Film Crazy Rich Asians yang sukses di Box Office Amerika bercerita tentang lika-liku kehidupan keluarga kaya raya di Singapura. Film ini ber-setting di Amerika dan Singapura. Selama kurang lebih tiga bulan, Teddy dan seorang desainer ruang lain yang berasal dari Kanada, Kyle White, bekerja langsung dengan production designer Nelson Coates dan tim untuk membangun setiap sudut ruangan yang sangat identik dengan kebudayaan Asia, secara detil. Tantangannya? Hampir seluruh proses syuting harus dilakukan di Malaysia.
“Betul, untuk semua rumahnya dari mulai Tyersall Park (Red: rumah kediaman keluarga Young) itu kita shoot di Malaysia juga kita ubah. Jadi itu adalah guest house, semacam wisma kenegaraan Malaysia yang telah lama kosong dan tidak terawat, lalu kita renovasi dan kita perbaiki sampai jadi seperti di film. Itu di handle oleh kami berdua, saya dan Kyle, set designer dari kanada. Lalu Kyle menangani set bachelor party, kebetulan saya kebagian untuk pesta pernikahannya yang di Singapura, di gereja maupun yang di Gardens by the Bay,” ujar lulusan fakultas seni rupa dan desain dari Institut Teknologi Bandung ini.
Tantangan yang dihadapi oleh Teddy pun tidak berhenti di situ saja. Beberapa adegan yang menceritakan dua tokoh utama dalam film ini, yaitu Nick Young dan Rachel Chu, yang ber-setting di kota New York pun juga harus ia pindah ke Malaysia.

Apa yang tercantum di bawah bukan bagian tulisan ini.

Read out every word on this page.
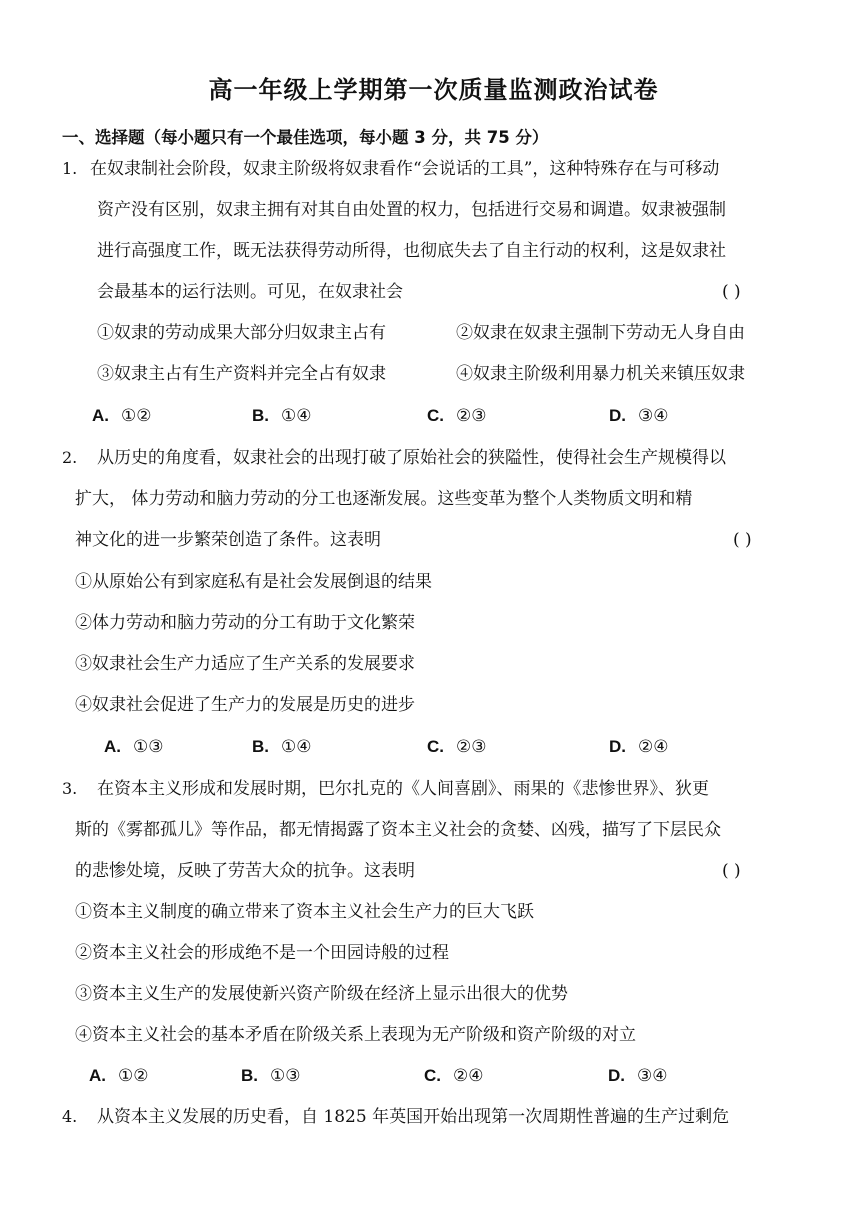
高一年级上学期第一次质量监测政治试卷
一、选择题（每小题只有一个最佳选项，每小题 3 分，共 75 分）
1. 在奴隶制社会阶段，奴隶主阶级将奴隶看作“会说话的工具”，这种特殊存在与可移动
资产没有区别，奴隶主拥有对其自由处置的权力，包括进行交易和调遣。奴隶被强制
进行高强度工作，既无法获得劳动所得，也彻底失去了自主行动的权利，这是奴隶社
会最基本的运行法则。可见，在奴隶社会	( )
①奴隶的劳动成果大部分归奴隶主占有	②奴隶在奴隶主强制下劳动无人身自由
③奴隶主占有生产资料并完全占有奴隶	④奴隶主阶级利用暴力机关来镇压奴隶
A. ①②	B. ①④	C. ②③	D. ③④
2. 从历史的角度看，奴隶社会的出现打破了原始社会的狭隘性，使得社会生产规模得以
扩大， 体力劳动和脑力劳动的分工也逐渐发展。这些变革为整个人类物质文明和精
神文化的进一步繁荣创造了条件。这表明	( )
①从原始公有到家庭私有是社会发展倒退的结果
②体力劳动和脑力劳动的分工有助于文化繁荣
③奴隶社会生产力适应了生产关系的发展要求
④奴隶社会促进了生产力的发展是历史的进步
A. ①③	B. ①④	C. ②③	D. ②④
3. 在资本主义形成和发展时期，巴尔扎克的《人间喜剧》、雨果的《悲惨世界》、狄更
斯的《雾都孤儿》等作品，都无情揭露了资本主义社会的贪婪、凶残，描写了下层民众
的悲惨处境，反映了劳苦大众的抗争。这表明	( )
①资本主义制度的确立带来了资本主义社会生产力的巨大飞跃
②资本主义社会的形成绝不是一个田园诗般的过程
③资本主义生产的发展使新兴资产阶级在经济上显示出很大的优势
④资本主义社会的基本矛盾在阶级关系上表现为无产阶级和资产阶级的对立
A. ①②	B. ①③	C. ②④	D. ③④
4. 从资本主义发展的历史看，自 1825 年英国开始出现第一次周期性普遍的生产过剩危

“Jadi Rachel Chu ngajar di universitas di New York, lalu kafe di New York, bahkan JFK (John F. Kennedy International Airport), itu kita shoot semua di Malaysia. Kita juga mendesain dan membangun keseluruhan set pesawat yang ditumpangi oleh Nick dan Rachel dari New York ke Singapura,” cerita Teddy.
Your browser doesn’t support HTML5
Selesai di Malaysia, Teddy dan tim bergegas ke Singapura untuk membangun lokasi syuting untuk adegan pernikahan kawan Nick. Mereka pun berpacu dengan waktu untuk mempersiapkan semuanya. Ide awal dari desain yang digambar oleh Teddy sudah siap untuk dibangun di sana.
“Tantangannya biasa waktu ya, tergantung jenis filmnya. Kadang untuk beberapa film yang kita cukup asing yang referensinya cukup asing, kita harus melakukan banyak riset dalam waktu sangat singkat. Selain itu adaptasi dengan tim yang hampir selalu baru di setiap pekerjaan,” kata desainer yang gemar membaca ini.
Pilihan lokasi upacara pernikahan jatuh kepada CHIJMES, restoran dan bar dengan bangunan berbentuk seperti gereja yang sudah berdiri sejak tahun 1904 di Singapura. Tempat tersebut berhasil disulap menjadi taman kecil yang menjadi tema upacara pernikahannya, hanya dalam waktu 30 jam saja. Dari situ berlanjut ke adegan resepsi pernikahan yang berlangsung di tempat favorit turis mancanegara, Gardens by the Bay.
“Production Designer akan muncul dengan ide awalnya. Biasanya beliau akan menunjukkan, ‘oke kira-kira saya mau set-nya terlihat kira-kira seperti ini, mood-nya seperti ini, dengan memberi beberapa referensi. Lalu dari situ set designer akan buat riset lebih mendalam dan mulai mendesain set-nya,” jelas Teddy.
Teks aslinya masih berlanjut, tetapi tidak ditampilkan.